JALAN PANJANG KEADILAN MUNIR 

Penulis : Prof. Dr. Ikrar Nusa Bhakti 

Penobatan Suciwati, istri almarhum Munir, sebagai People of The Year 2008 Bidang Hukum oleh SINDO sangat wajar dan tepat waktu.

Suci (begitu dia akrab dipanggil) begitu gigih dalam memperjuangkan keadilan bagi suaminya, yang berarti pula keadilan bagi seluruh rakyat Indonesia. Namun sayang, di hari terakhir 2008, bukan kado keadilan yang diterima Suciwati dan putra-putrinya, Soultan Alief Allende dan Diva Syuuki Larasati, melainkan kado yang pahitnya tak terperikan.

Di hari itu, Rabu, 31 Desember 2008, majelis hakim Pengadilan Negeri Jakarta Selatan yang diketuai Suharto,memvonis bebas mantan Deputi V Badan Intelijen Negara (BIN) Muchdi Purwopranjono, terdakwa pembunuh Munir yang sebelumnya dikenai tuntutan 15 tahun penjara oleh jaksa penuntut.

Menurut majelis hakim yang terhormat, berbagai tuduhan jaksa tidak terbukti, karena itu Muchdi Purwopranjono (Muchdi Pr) harus dibebaskan dan dikembalikan hak-hak serta kehormatannya. Menyikapi putusan itu, Jaksa Agung Muda Tindak Pidana Umum Abdul Hakim Ritonga menyatakan akan mengajukan kasasi, dan dia optimis kasasinya akan dikabulkan Mahkamah Agung.

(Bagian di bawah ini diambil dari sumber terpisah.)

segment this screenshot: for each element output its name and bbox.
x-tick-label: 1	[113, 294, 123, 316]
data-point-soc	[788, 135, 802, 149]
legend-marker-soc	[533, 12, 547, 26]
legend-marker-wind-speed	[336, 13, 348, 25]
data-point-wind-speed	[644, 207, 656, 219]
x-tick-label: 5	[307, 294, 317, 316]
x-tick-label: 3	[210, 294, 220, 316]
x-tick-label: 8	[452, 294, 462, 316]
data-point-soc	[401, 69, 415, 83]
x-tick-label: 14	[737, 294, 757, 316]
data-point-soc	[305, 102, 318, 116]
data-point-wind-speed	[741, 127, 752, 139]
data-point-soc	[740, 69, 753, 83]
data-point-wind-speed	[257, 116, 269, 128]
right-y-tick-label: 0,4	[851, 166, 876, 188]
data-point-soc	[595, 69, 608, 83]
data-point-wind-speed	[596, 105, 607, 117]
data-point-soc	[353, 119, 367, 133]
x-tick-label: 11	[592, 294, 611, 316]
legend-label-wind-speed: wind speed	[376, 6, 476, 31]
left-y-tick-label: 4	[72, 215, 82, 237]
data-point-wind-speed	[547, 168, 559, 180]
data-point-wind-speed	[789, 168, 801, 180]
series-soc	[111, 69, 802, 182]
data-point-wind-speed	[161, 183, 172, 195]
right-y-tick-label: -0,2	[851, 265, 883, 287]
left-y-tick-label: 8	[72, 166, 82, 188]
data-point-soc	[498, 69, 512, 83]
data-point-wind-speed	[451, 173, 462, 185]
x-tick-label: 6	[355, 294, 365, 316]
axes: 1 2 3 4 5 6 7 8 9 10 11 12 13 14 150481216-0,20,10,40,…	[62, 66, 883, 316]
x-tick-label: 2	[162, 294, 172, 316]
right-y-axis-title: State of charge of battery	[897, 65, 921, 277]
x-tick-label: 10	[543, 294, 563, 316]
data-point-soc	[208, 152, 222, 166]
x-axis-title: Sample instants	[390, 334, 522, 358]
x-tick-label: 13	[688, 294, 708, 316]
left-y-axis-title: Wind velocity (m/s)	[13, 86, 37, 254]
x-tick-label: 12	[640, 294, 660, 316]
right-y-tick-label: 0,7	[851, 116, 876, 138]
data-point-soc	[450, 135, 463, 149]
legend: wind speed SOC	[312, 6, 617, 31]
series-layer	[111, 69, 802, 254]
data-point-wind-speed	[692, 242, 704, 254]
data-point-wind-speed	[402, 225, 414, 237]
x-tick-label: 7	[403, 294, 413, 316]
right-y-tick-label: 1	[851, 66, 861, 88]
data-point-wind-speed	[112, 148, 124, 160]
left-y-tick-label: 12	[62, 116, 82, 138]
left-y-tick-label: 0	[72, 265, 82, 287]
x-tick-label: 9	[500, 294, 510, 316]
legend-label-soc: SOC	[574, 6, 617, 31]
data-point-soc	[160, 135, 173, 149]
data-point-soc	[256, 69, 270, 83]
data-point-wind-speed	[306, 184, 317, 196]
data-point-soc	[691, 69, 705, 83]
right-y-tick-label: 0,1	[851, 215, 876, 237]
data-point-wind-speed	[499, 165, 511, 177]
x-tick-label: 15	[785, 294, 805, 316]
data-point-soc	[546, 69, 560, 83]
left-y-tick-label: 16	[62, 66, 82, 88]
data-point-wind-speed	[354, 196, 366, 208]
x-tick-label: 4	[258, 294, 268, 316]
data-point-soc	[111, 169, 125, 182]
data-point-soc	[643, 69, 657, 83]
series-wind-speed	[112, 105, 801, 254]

Sebelumnya kasasi Jaksa ke Mahkamah Agung (MA) dalam kasus mantan pilot Garuda, Pollycarpus Budihari Priyanto, terdakwa dalam kasus yang sama juga dikabulkan MA. Pollycarpus diganjar hukuman 20 tahun penjara karena diduga dialah yang memberikan racun arsen kepada Munir. Kini jalan masih panjang bagi Suciwati untuk memperoleh keadilan bagi suaminya.

Pengadilan yang sudah berjalan sejak 2005 belum tuntas memberikan rasa keadilan publik bagi Suci, Alief, dan Diva atas kehilangan nyawa suami dan ayah yang mereka cintai. Kasus Munir yang sebelumnya dinyatakan oleh Presiden Susilo Bambang Yudhoyono sebagai batu ujian ”seberapa besar Indonesia telah berubah” kini masih tanda tanya besar.

Kita masih menantikan apakah memang Indonesia sudah benar-benar berubah dari sebuah negara otoriter pada masa Orde Baru ke era demokrasi sejak tumbangnya mantan Presiden Soeharto pada 21 Mei 1998. Kita juga masih bertanya, apakah ”politik ketakutan” (the politics of fear) masih merupakan ”the name of the game” di negeri yang sudah menganut transparansi dan keterbukaan politik ini.

Untuk sang Merah Putih

Di malam pembebasannya Muchdi Pr mengadakan ”charity event” (selamatan dan bagi-bagi hadiah) untuk merayakan kebebasan. ”Ini merupakan kado bagi Indonesia,” katanya. Muchdi, yang merupakan Wakil Ketua Partai Gerindra, telah lama mengaku (mengklaim) bahwa dia merupakan ”korban dari intervensi asing” (The Jakarta Post, 2 Januari 2009).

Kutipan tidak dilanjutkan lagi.